TGSAI / mdio-python

Cloud native, scalable storage engine for various types of energy data.
https://mdio.dev/
Apache License 2.0
37 stars 13 forks source link

New "Cloud Native" mode for ingesting remote files from a cloud environment #467

Closed tasansal closed 1 week ago

tasansal commented 1 week ago

Summary

A new environment variable called MDIO__IMPORT__CLOUD_NATIVE trades off available bandwidth against random read latency. Added to documentation as well.

It is only helpful in a high-speed throughput environment, such as data and ingestion machine(s) in the cloud.

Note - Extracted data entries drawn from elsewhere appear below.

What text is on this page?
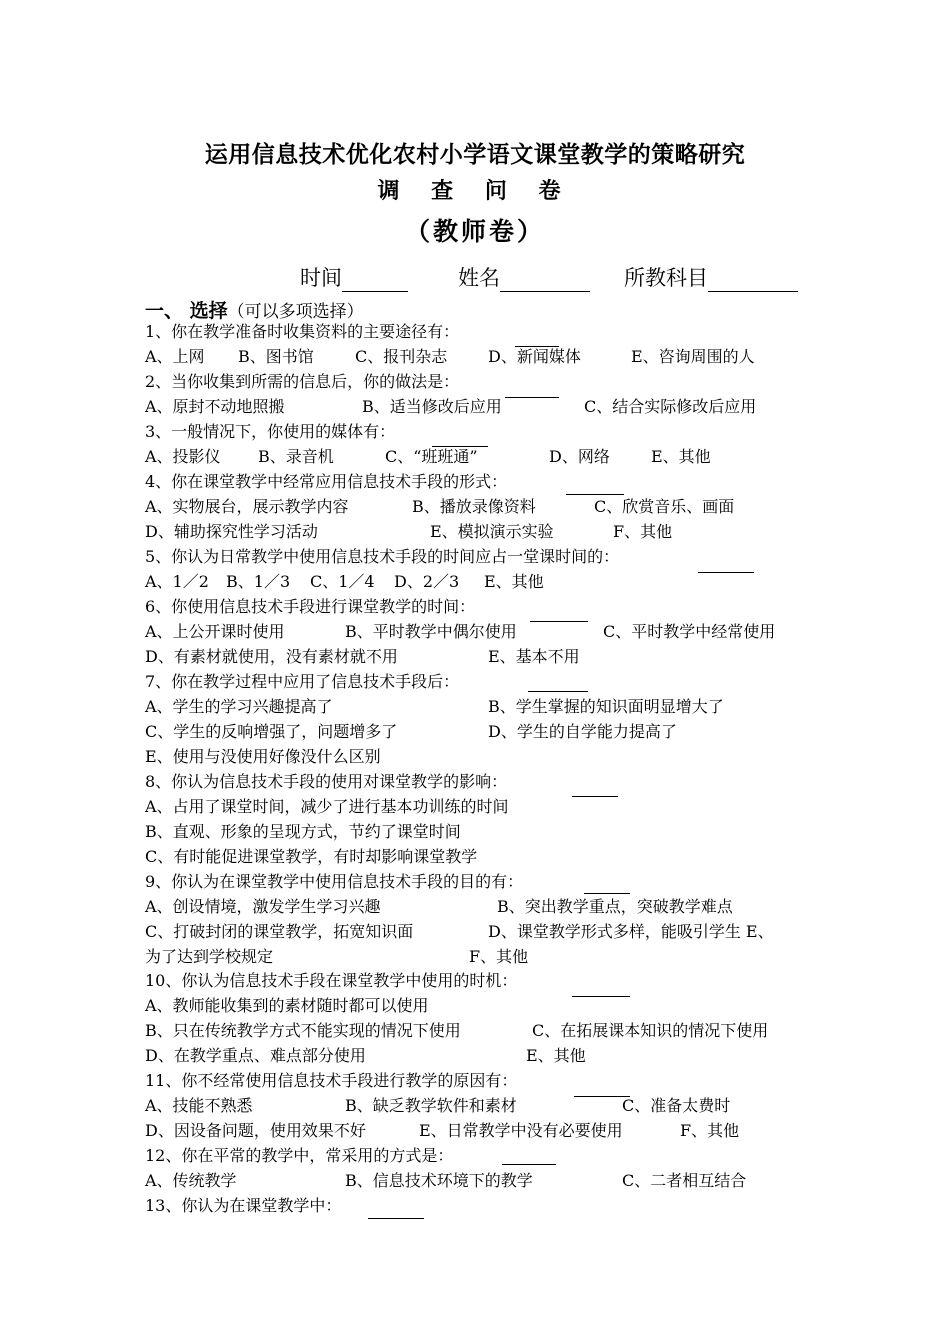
运用信息技术优化农村小学语文课堂教学的策略研究
调 查 问 卷
（教师卷）
时间	姓名	所教科目
一、 选择（可以多项选择）
1、你在教学准备时收集资料的主要途径有：
A、上网 B、图书馆	C、报刊杂志	D、新闻媒体	E、咨询周围的人
2、当你收集到所需的信息后，你的做法是：
A、原封不动地照搬	B、适当修改后应用	C、结合实际修改后应用
3、一般情况下，你使用的媒体有：
A、投影仪 B、录音机	C、“班班通”	D、网络	E、其他
4、你在课堂教学中经常应用信息技术手段的形式：
A、实物展台，展示教学内容	B、播放录像资料	C、欣赏音乐、画面
D、辅助探究性学习活动	E、模拟演示实验	F、其他
5、你认为日常教学中使用信息技术手段的时间应占一堂课时间的：
A、1／2 B、1／3 C、1／4 D、2／3 E、其他
6、你使用信息技术手段进行课堂教学的时间：
A、上公开课时使用	B、平时教学中偶尔使用	C、平时教学中经常使用
D、有素材就使用，没有素材就不用	E、基本不用
7、你在教学过程中应用了信息技术手段后：
A、学生的学习兴趣提高了	B、学生掌握的知识面明显增大了
C、学生的反响增强了，问题增多了	D、学生的自学能力提高了
E、使用与没使用好像没什么区别
8、你认为信息技术手段的使用对课堂教学的影响：
A、占用了课堂时间，减少了进行基本功训练的时间
B、直观、形象的呈现方式，节约了课堂时间
C、有时能促进课堂教学，有时却影响课堂教学
9、你认为在课堂教学中使用信息技术手段的目的有：
A、创设情境，激发学生学习兴趣	B、突出教学重点，突破教学难点
C、打破封闭的课堂教学，拓宽知识面	D、课堂教学形式多样，能吸引学生 E、
为了达到学校规定	F、其他
10、你认为信息技术手段在课堂教学中使用的时机：
A、教师能收集到的素材随时都可以使用
B、只在传统教学方式不能实现的情况下使用	C、在拓展课本知识的情况下使用
D、在教学重点、难点部分使用	E、其他
11、你不经常使用信息技术手段进行教学的原因有：
A、技能不熟悉	B、缺乏教学软件和素材	C、准备太费时
D、因设备问题，使用效果不好	E、日常教学中没有必要使用	F、其他
12、你在平常的教学中，常采用的方式是：
A、传统教学	B、信息技术环境下的教学	C、二者相互结合
13、你认为在课堂教学中：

Values that will enable it are {"True", "1", "true"}. For instance:

$ export MDIO__IMPORT__CLOUD_NATIVE="true"

Details

When we scan the headers of a remote SEG-Y file, the ideal case is to read ONLY headers for each trace to minimize bandwidth requirements. However, this causes millions of requests, a performance bottleneck even with multiprocessing or threading. If the client has a very slow internet connection, this will still be okay. When reading local files from SSD, this is fine; mechanical drives may still be problematic and benefit from the flag.

This MDIO__IMPORT__CLOUD_NATIVE flag enables buffered reading of the file regardless of where the ingestion occurs. If the file is on the cloud, and ingestion machine(s) are on the cloud with high-throughput between machine(s) and object store, this flag works very well. The only disadvantage is it reads the file twice (just like any other buffered read). However, this tradeoff significantly increases the ingestion performance on a cloud-native environment and at a lower cost (fewer requests to the object).